Kontrowersyjna działalność w sieci
Pan Tomasz, który skontaktował się z Wirtualną Polską, zwrócił także uwagę na budzące kontrowersje wpisy, wciąż regularnie pojawiające się na prowadzonym jeszcze wtedy przez ks. Drzewieckiego profilu "Jeruzal Jeruzal".
- Czasem napisze coś wieczorem, być może pod wpływem emocji, a rano post jest usuwany. Jednak, gdy dowiedziałem się, że planuje otwierać przedszkole, stwierdziłem, że to za dużo i coś trzeba z tym zrobić - powiedział pan Tomasz. W przesłanym zgłoszeniu zamieścił także link do burzliwej dyskusji na Facebooku na forum "Puszcza Mariańska i okolice", dotyczącej właśnie ówczesnego proboszcza z Jeruzala.
Na początku marca na profilu "Jeruzal Jeruzal" ksiądz Drzewiecki poinformował o próbie włamania na jego konto oraz o tym, że ktoś podszył się pod prowadzony przez niego profil. Następnie pojawił się post, że planuje rezygnację z funkcji ze względu na "medialną nagonkę". Załączył też zdjęcie odręcznego pisma z dopiskiem o przyjęciu jego rezygnacji przez biskupa.

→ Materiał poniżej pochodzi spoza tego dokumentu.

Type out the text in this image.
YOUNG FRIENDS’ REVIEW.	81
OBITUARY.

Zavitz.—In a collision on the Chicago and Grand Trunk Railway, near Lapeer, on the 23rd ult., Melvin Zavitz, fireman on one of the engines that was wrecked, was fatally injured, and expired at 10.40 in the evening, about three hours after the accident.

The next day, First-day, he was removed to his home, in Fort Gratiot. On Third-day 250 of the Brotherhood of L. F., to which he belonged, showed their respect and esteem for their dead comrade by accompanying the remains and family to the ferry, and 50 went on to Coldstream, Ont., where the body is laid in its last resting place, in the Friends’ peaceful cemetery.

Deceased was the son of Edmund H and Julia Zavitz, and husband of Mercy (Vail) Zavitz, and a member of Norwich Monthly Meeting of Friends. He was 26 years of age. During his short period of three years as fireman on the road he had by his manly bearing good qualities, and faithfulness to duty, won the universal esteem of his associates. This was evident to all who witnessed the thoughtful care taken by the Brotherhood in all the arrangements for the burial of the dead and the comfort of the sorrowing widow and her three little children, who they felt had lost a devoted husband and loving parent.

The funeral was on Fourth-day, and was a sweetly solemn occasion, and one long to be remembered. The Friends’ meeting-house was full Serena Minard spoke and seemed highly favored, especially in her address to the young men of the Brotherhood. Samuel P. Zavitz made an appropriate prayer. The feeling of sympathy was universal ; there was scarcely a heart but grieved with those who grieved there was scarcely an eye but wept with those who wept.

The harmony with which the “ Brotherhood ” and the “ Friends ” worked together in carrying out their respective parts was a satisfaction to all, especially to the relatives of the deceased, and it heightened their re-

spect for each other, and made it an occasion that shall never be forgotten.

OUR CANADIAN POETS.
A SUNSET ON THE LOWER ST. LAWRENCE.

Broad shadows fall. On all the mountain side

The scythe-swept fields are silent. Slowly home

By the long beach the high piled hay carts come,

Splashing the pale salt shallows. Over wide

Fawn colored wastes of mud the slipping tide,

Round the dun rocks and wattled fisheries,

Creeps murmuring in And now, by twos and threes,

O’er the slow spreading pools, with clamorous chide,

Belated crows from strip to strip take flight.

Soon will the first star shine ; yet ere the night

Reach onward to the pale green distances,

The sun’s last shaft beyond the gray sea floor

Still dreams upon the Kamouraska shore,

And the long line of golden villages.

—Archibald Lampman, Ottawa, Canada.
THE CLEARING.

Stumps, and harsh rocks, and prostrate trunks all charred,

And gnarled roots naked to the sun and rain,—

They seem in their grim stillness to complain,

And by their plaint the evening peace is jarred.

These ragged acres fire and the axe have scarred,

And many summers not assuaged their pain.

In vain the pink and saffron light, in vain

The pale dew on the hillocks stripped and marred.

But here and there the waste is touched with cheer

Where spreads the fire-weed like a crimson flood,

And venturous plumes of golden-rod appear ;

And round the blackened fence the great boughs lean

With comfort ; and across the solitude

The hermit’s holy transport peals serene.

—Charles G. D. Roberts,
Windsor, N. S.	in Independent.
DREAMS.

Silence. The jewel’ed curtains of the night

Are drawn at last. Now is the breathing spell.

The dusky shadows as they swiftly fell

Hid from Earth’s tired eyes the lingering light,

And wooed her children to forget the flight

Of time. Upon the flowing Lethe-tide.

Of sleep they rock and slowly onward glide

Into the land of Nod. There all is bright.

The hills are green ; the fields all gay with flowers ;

Po opublikowaniu tej informacji pod postem pojawiło się kilkanaście komentarzy od wspierających go parafian, a rozmówczyni Wirtualnej Polski, która zgłosiła sprawę księdza do Kurii, otrzymała wiadomość od jednej ze zwolenniczek proboszcza:
"Powinien ci się dom spalić. Weź się za robotę i pilnuj swoich dzieci małpo. Jesteś szczęśliwa, że nasz ksiądz odchodzi?". Ta sama kobieta wysłała też wiadomość o treści "pilnuj dzieci" do innej osoby popierającej działania związane z odwołaniem księdza.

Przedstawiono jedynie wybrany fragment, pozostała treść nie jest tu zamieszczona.